Por Olavo de Carvalho, 19 de maio de 2008
Em recente entrevista à France-Presse , em Lima, o mundialmente célebre sociólogo francês Alain Touraine (C.T. - não esqueçam o nome deste desqualificado, para dizer o mínimo) disse que “a América Latina caminha para a Direita ”. O argumento que ele apresentou para justificar uma afirmativa tão extravagante foi que “nenhum dos países da região fez reformas para reduzir a desigualdade”. A ciência política nasceu quando Platão e Aristóteles distinguiram entre o discurso do agente político que quer produzir certos efeitos práticos e o discurso teorético do estudioso que quer apenas compreender a ação política. Decorridos dois mil e quatrocentos anos, ainda há quem se esforce para apagar essa distinção, de modo a que o olhar atento do filósofo não constitua obstáculo à ação política baseada na confusão e no erro. Hoje em dia esse esforço é premiado com honras acadêmicas e aplausos da mídia, constituindo mesmo tudo o que um cidadão precisa fazer para celebrizar-se como cientista político.
Direita e Esquerda são termos que podem ser usados seja por um observador para descrever entidades políticas concretas, seja por essas mesmas entidades para definir-se a si próprias ou a seus adversários. Têm, portanto, três camadas básicas de significado. São, em primeiro lugar, nomes de grupos políticos atuantes, perfeitamente identificáveis. Em segundo lugar, nomeiam um conjunto de ideais e valores, reais ou fictícios, alegados para legitimar as ações desses grupos. Em terceiro lugar, e com emprego inverso, constituem o nome de vícios e crimes que cada um dos grupos imputa ao respectivo adversário.
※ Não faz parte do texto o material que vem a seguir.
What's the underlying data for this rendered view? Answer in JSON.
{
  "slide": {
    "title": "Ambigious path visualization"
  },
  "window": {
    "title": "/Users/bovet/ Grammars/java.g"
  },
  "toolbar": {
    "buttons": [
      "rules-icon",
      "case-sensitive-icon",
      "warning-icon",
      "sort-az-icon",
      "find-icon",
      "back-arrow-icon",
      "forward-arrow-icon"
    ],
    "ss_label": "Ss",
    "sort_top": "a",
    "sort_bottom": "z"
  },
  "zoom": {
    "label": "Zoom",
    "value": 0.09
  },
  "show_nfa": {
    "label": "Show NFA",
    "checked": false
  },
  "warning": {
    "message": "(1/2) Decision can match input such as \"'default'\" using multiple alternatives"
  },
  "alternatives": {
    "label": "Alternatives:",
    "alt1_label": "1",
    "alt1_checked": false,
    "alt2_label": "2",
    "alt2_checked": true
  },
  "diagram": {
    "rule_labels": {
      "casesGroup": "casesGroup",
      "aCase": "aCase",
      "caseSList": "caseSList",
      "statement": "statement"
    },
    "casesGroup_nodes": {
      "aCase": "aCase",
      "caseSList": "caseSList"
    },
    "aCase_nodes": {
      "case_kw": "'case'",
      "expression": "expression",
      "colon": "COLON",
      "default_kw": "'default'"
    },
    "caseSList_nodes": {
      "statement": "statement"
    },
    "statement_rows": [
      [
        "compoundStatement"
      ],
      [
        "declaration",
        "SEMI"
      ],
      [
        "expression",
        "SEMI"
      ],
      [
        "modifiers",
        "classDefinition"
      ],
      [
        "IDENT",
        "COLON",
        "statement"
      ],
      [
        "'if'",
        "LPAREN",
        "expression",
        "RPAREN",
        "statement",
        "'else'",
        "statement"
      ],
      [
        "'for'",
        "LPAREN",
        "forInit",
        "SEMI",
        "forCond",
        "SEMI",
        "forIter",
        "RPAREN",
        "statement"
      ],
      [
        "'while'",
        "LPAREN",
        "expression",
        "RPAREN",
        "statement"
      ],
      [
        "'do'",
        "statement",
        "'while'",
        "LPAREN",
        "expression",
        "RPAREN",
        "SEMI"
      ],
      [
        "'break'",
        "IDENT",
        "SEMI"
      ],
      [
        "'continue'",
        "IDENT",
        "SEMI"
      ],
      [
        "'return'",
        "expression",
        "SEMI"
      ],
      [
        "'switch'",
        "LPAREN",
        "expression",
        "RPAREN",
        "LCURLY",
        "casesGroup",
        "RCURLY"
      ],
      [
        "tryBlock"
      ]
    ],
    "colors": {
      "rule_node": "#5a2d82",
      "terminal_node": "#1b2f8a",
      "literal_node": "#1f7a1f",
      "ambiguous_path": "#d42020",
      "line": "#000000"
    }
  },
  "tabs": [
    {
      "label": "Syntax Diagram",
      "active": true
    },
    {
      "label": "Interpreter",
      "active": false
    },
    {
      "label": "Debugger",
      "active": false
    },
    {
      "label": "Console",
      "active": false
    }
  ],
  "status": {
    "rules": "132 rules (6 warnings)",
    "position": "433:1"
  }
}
Só o primeiro desses três sentidos corresponde diretamente a uma realidade objetiva: os outros dois são expressões simbólicas de emoções e preferências subjetivas. Deixar claro em qual desses três sentidos as expressões estão sendo usadas é um dever que incumbe até mesmo às pessoas empenhadas na pura ação política, quanto mais ao estudioso acadêmico. Confundir os significados é a obra dos demagogos e charlatães.
Na primeira das três acepções, Esquerda é o nome das entidades que sustentam a política de Lula, no Brasil, de Hugo Chávez, na Venezuela, de Evo Morales, na Bolívia, etc. Na segunda acepção, representa o conjunto de pretextos ideológicos que legitimam essa sustentação, o mais veemente dos quais é a promessa de “reduzir as desigualdades”. Na terceira, expressa a auto-imagem desses grupos enquanto inimigos da Direita , identificada, para fins de propaganda, como criadora e beneficiária da desigualdade.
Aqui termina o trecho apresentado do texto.